Toda mulher tem essas três “essências femininas” indeléveis dentro de si. Algumas tentam negar, outras escondem, pintam de vermelho, azul, mas não tem jeito: estão sempre ali, se revelando por entre as frestas das suas personalidades. São os elementos componentes da alma feminina ideal. E, eventualmente, elas cumprirão os três papéis em momentos distintos na sua vida.
Tá certo que os homens também têm “essências masculinas” dentro de si, mas como esse é um campo de estudo que muito me desagrada, nunca quis catalogar ou esmiuçar o assunto. Deixo a tarefa para as mulheres do mundo, que têm mais talento e oportunidade para trabalhar o assunto do que eu.
A primeira faceta que pretendo “desenvolver” aqui é a da Musa. Em seguida, nas semanas subseqüentes, tratarei da Mãe (ou Matrona, ou Bruxavéia, ou Nhástácia) e a da Puta (ou Meretriz, ou Virgem, como queiram chamar).

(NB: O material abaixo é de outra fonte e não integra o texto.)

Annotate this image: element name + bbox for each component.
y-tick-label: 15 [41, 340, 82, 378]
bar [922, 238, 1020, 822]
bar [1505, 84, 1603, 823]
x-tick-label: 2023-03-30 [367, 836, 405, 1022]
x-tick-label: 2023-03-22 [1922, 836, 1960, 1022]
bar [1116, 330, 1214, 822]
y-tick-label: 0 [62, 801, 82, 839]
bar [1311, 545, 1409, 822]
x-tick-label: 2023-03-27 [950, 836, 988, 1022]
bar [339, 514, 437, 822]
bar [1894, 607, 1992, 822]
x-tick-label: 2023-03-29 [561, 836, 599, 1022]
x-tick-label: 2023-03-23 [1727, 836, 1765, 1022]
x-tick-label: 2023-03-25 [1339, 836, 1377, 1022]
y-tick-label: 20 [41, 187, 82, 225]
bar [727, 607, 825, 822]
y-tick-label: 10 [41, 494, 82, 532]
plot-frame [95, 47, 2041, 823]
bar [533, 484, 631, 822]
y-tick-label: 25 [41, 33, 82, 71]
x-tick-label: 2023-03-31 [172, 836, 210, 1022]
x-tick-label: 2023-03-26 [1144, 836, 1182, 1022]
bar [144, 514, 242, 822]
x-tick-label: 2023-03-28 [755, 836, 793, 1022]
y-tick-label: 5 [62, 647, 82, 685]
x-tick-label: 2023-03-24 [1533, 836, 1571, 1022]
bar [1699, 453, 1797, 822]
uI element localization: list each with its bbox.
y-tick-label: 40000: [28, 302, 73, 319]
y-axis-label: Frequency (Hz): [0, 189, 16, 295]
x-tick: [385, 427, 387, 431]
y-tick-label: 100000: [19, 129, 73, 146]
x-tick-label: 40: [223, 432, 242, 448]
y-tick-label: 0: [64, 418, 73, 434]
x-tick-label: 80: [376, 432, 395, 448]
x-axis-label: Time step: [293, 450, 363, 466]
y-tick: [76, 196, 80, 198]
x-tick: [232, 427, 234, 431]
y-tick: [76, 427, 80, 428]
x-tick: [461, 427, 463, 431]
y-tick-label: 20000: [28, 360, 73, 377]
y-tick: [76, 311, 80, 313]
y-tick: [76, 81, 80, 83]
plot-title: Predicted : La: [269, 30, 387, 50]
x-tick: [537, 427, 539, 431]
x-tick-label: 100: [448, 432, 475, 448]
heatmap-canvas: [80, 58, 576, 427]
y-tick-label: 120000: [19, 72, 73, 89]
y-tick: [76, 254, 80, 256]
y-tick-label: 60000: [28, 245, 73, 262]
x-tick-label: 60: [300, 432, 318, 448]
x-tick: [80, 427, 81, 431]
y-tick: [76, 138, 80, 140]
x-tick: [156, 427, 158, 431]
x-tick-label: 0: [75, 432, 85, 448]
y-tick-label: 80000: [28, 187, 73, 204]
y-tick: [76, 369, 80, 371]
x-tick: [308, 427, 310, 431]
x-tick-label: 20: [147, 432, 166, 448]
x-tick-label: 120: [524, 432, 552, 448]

Na minha experiência de vida enquanto nerd platônico, desenvolvi uma metodologia razoavelmente detalhada para identificar as musas no meio da multidão de fêmeas que orbitavam os espaços de convivência coletivos (praia, playgrounds, boates, colégio, universidade, etc.) e aqui listo os principais indícios de presença de musas.
A saber, uma musa:
- não precisa ser bonita, mas é desejável que não seja feia;
- não precisa ser inteligente ou burra, mas tem de ser inspiradora, afinal de contas ela vai ser o motivo pelo qual o admirador vai viver;
- não precisa ter relação carnal com o admirador, mas se quiser “liberar” para ele, melhor;
- não precisa ser velha ou jovem, mas a eternidade precisa brilhar nos seus olhos;
- não precisa ter bom gosto ou ser fashion, mas precisa ter estilo, ainda que meio torto;
- não precisa estar viva, mas tem de fazer a vida um pouco menos miserável;
- precisa saber cativar o admirador, ou desprezá-lo miseravelmente;
- precisa ter um élan próprio, único, mas não precisa ser 100% original.
Uma musa, enfim, precisa apenas estar lá, à disposição do admirador. Em algum instante de sua vida, por mais miserável ou medíocre que ela possa ser, toda mulher desperta um brilho em um admirador, transformando aquele momento singelo em algo que ele vai carregar consigo até a hora da morte.
Ela pode até nunca descobrir isso (essas são as melhores: as musas ignaras), mas ela sempre será lembrada por alguém. Seja pelo menino do sétimo andar que via a amiga da babá se trocando pela janela interna do prédio, ou pelo vizinho do 403, que a escutava cantando a música da vida dele, seja pelo ascensorista que se encantou pelo seu perfume ou pelo pedinte que encontra na senhora que lhe dá esmola com sorriso um canto de lucidez e humanidade.
Não tem diferença: mulher, tu és musa.